A horse-drawn cart trundles along a woodland path on the way to market. Two small boys and their dog walk alongside its giant wheel, while two girls sit perched on top of the produce. Carrots spill out of a basket, and turnips, potatoes and cabbages are loosely piled in. It is easy to imagine some of the vegetables tumbling out as the cart lurches through the water ahead. The older girl raises one arm, perhaps to shade her eyes from the flickering sunlight as they pass through the woods, or in response to the woodsman gathering fallen branches for firewood. Two weary travellers rest beside the road with their baskets, bundles and dog.
Gainsborough shows accurately how the horse is harnessed to the cart – there are no reins, as this is an old horse who has made the journey to market many times and all he needs to keep him on the path is a tap from the young boy’s fresh-cut stick. The original position of the horse’s head, which was nearer the cart, can now be seen through the paint which has become translucent with age.
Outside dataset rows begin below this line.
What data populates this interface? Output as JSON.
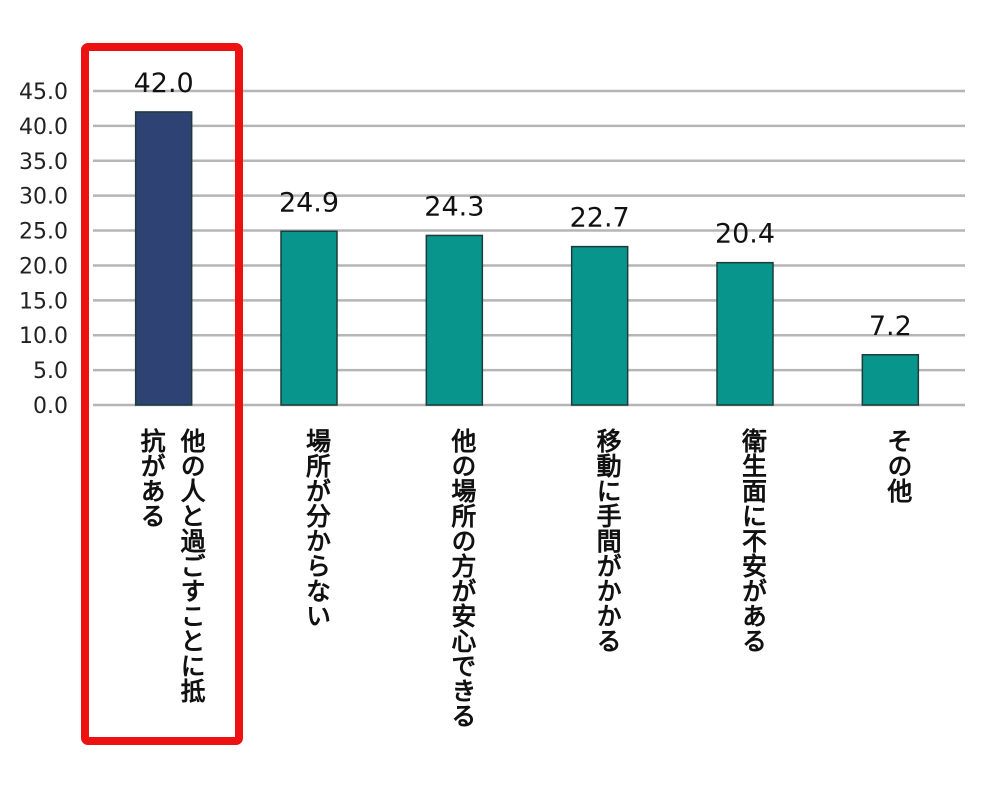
{
  "chart_data": {
    "type": "bar",
    "categories": [
      "他の人と過ごすことに抵抗がある",
      "場所が分からない",
      "他の場所の方が安心できる",
      "移動に手間がかかる",
      "衛生面に不安がある",
      "その他"
    ],
    "values": [
      42.0,
      24.9,
      24.3,
      22.7,
      20.4,
      7.2
    ],
    "value_labels": [
      "42.0",
      "24.9",
      "24.3",
      "22.7",
      "20.4",
      "7.2"
    ],
    "y_ticks": [
      "0.0",
      "5.0",
      "10.0",
      "15.0",
      "20.0",
      "25.0",
      "30.0",
      "35.0",
      "40.0",
      "45.0"
    ],
    "ylim": [
      0,
      45
    ],
    "grid": true,
    "legend": "none",
    "title": "",
    "xlabel": "",
    "ylabel": "",
    "colors": {
      "highlight_bar": "#2e4374",
      "bar": "#07958c",
      "bar_edge": "#1c3b3a",
      "highlight_box": "#ee1111",
      "grid": "#b5b5b5"
    },
    "highlight_index": 0
  }
}
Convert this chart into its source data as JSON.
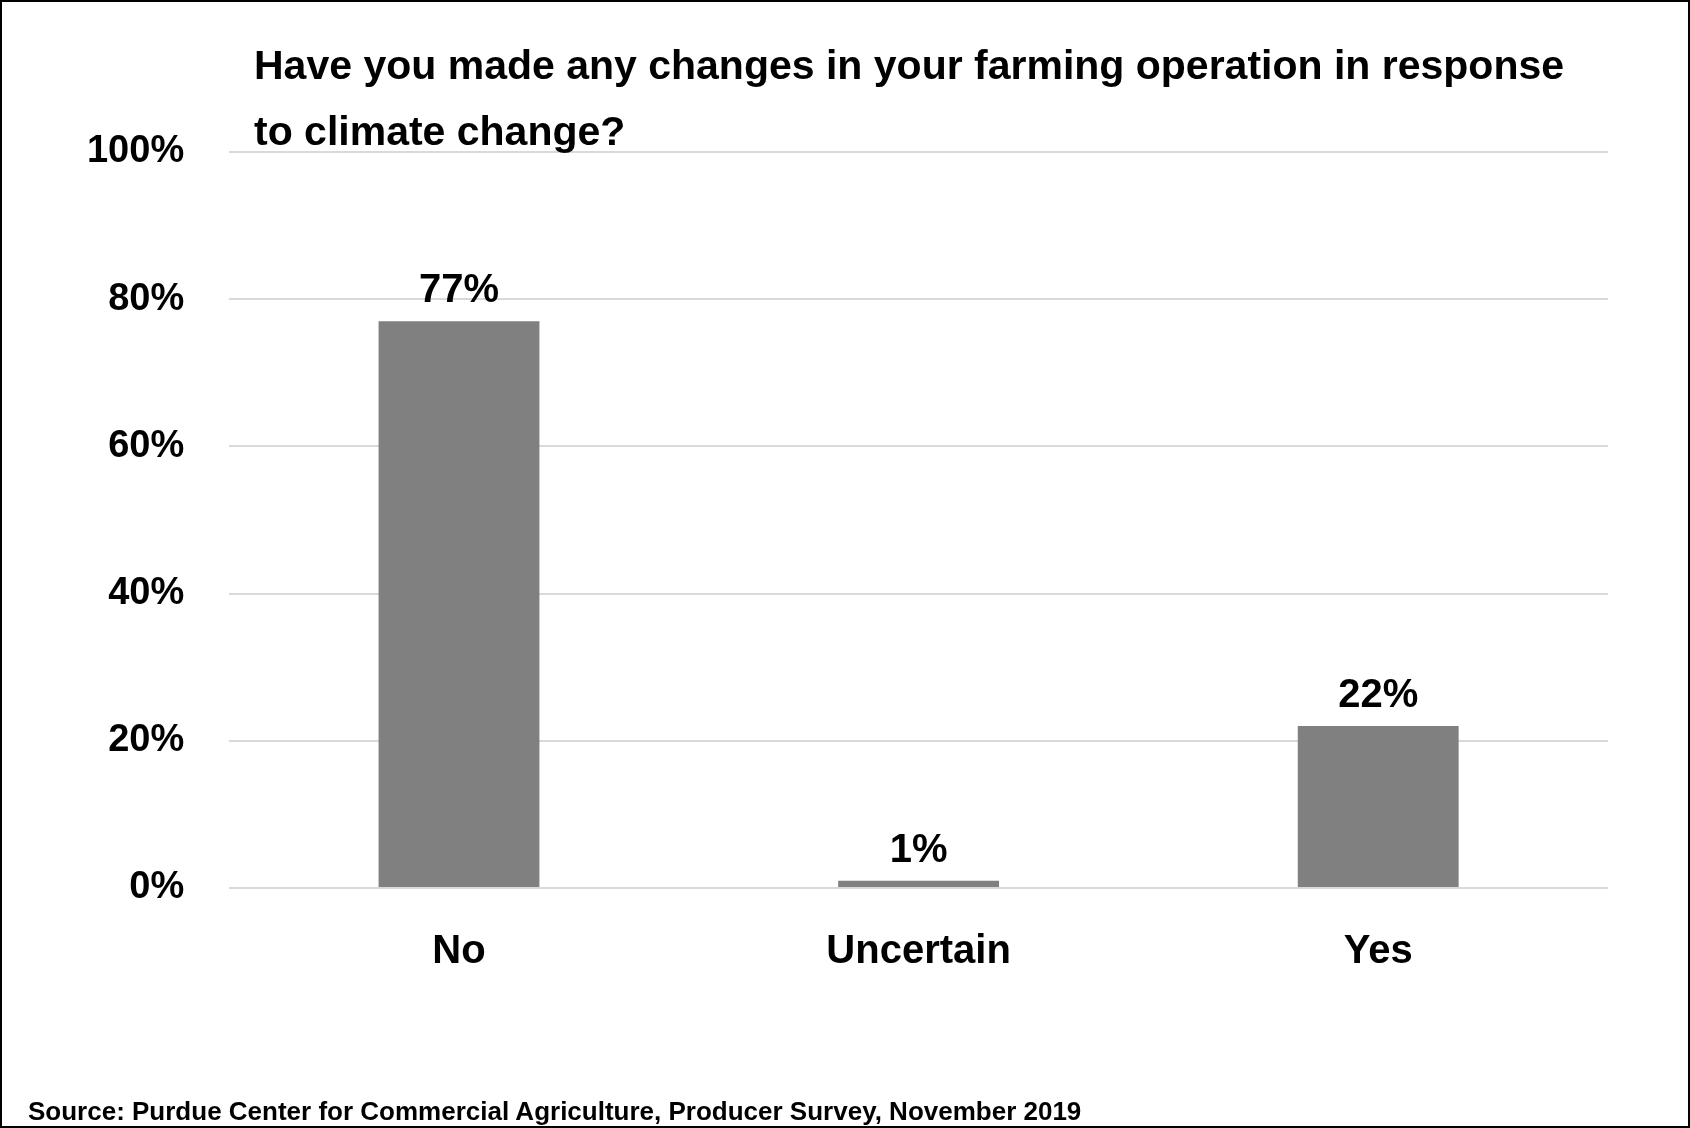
{
  "chart_data": {
    "type": "bar",
    "title": "Have you made any changes in your farming operation in response to climate change?",
    "categories": [
      "No",
      "Uncertain",
      "Yes"
    ],
    "values": [
      77,
      1,
      22
    ],
    "value_labels": [
      "77%",
      "1%",
      "22%"
    ],
    "color": "#808080",
    "ylim": [
      0,
      100
    ],
    "yticks": [
      {
        "value": 0,
        "label": "0%"
      },
      {
        "value": 20,
        "label": "20%"
      },
      {
        "value": 40,
        "label": "40%"
      },
      {
        "value": 60,
        "label": "60%"
      },
      {
        "value": 80,
        "label": "80%"
      },
      {
        "value": 100,
        "label": "100%"
      }
    ],
    "grid": "y",
    "legend": false,
    "annotations": [
      "Source: Purdue Center for Commercial Agriculture, Producer Survey, November 2019"
    ]
  }
}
The canvas is six feet high and as large as some of Gainsborough’s grand full-length portraits. It was painted at the end of 1786, about 18 months before Gainsborough died. The landscape elements – the position of the trees, and the angle of the gently sloping, uneven track – are based on a very freely painted unfinished oil sketch (private collection) that Gainsborough probably made in the same year. The solitary herdsman in the sketch, following his cows to a watering place, is replaced in the painting with the heavily laden market cart.
Gainsborough frequently drew and painted such ordinary country carts, as seen in his two versions of The Harvest Wagon of 1767 and 1784–5 (Barber Institute of Fine Arts, Birmingham, and Art Gallery of Ontario, Toronto). The horse and cart here are based on a black chalk and grey wash study probably made not much earlier than the painting. Gainsborough painted a slightly larger landscape, Peasant smoking at a Cottage Door (University of California, Los Angeles), in 1787, shortly after The Market Cart, and contemporaries considered that the two paintings went together as ‘companion pictures’.
The Market Cart is neither an accurate representation of rural life in 1786 nor an idealised landscape. If the painting can be said to have a meaning, perhaps it is about transience. We glimpse the market cart as it passes with its glowing carrots, dark-curled cabbages and pearly turnips, which the pretty young girls will have to sell in the market if they are not to be brought back home in a wilted state. Perhaps at the end of his life Gainsborough was fondly recalling days of his Suffolk boyhood, all too quickly passed.